Outcomes from other studies confirm that the reduction of LDL brings a decreased general mortality and lowered risk of cardiovascular events. Blocking of PCSK9 protein activity has become the main goal for drugs of the new generation. The majority of data supports administration of PCSK9 inhibitors; however, it has to be bore in mind that the longest observations in this area have only just passed 2 years. The studied drugs display little adverse effects in comparison to statins, yet treatment costs remain disproportionate to the achieved benefits. New strategy of treatment that is based on the inhibition of PCSK9 mRNA is very promising. The greatest advantage of inclisiran will certainly be the possibility of administering it twice a year and in this way diminishing the rate of adverse reaction related to drug injection.

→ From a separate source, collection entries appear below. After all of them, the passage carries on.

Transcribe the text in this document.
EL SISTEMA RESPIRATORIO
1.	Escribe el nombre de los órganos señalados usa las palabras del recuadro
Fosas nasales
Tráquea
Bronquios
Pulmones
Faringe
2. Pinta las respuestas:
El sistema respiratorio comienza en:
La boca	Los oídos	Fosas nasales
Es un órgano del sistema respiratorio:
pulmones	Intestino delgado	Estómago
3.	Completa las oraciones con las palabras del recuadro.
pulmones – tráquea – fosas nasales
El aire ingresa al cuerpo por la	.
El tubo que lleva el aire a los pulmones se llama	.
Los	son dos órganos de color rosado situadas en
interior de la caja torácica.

It is possible that the new competitor of PCSK9 inhibitors could cost less. Yet, any premature applause should be constrained for now, as knowledge gained so far is based solely on one study of the second phase, which involved only 500 patients. Without a doubt, the idea of introducing mini peptides imitating EGFA-A domain of LDL receptor constitutes an even more interesting perspective. Thus, it cannot be ruled out that one day in future, the smallest one will become the greatest one.

The story of PCSK9 is still evolving and constantly intriguing by its dynamics. Expectations of PCSK9 inhibitors are high and well justified by previous discoveries.

ARH, low-density lipoprotein receptor adapter protein 1; CETP, cholesteryl ester transfer protein; CHRD, C-terminal domain rich in cysteine and histidine; COP, coated protein complex II; EGF, epidermal growth factor; ERK, extracellular signal–regulated kinases; GOF, gain-of-function mutation; H1NFP, histone 1 nuclear factor protein; HNF, hepatocyte nuclear factor; IL, interleukin; INSIG, insulin-induced gene; JAK, janus kinase; LOF, loss-of-function mutation; LPS, lipopolysaccharides; LRP1, low-density lipoprotein receptor-related protein 1; LXR, liver X receptor; MCP, onocyte chemotactic protein 1; MEK1, mitogen-activated protein kinase kinase 1; MIP-2, macrophage inflammatory protein 2; mTORC, mammalian target of rapamycin complex; NF-κB, nuclear factor kappa-light-chain-enhancer of activated B cells; NMDA receptor, N-methyl-D-aspartate receptor; NPC1L1, Niemann-Pick C1-like 1 protein; PCK1, phosphoenolpyruvate carboxykinase 1; PCSK9, proprotein convertase subtilisin/kexin type 9; PI3K, phosphatidylinositol-3-kinases; SCAP, SREBP cleavage-activating protein; SCD-1, stearoyl-CoA desaturase 1; SOCS3, suppressor of cytokine signaling 3; SRE, serum response factor; SREBP, super conserved receptor expressed in brain; SSD, sterol-sensing domain; STAT, signal transducer and activator of transcription proteins; THP1, human leukemic cell line 1; TRAF2, TNF receptor-associated factor 2; XIAP, X-linked inhibitor of apoptosis protein.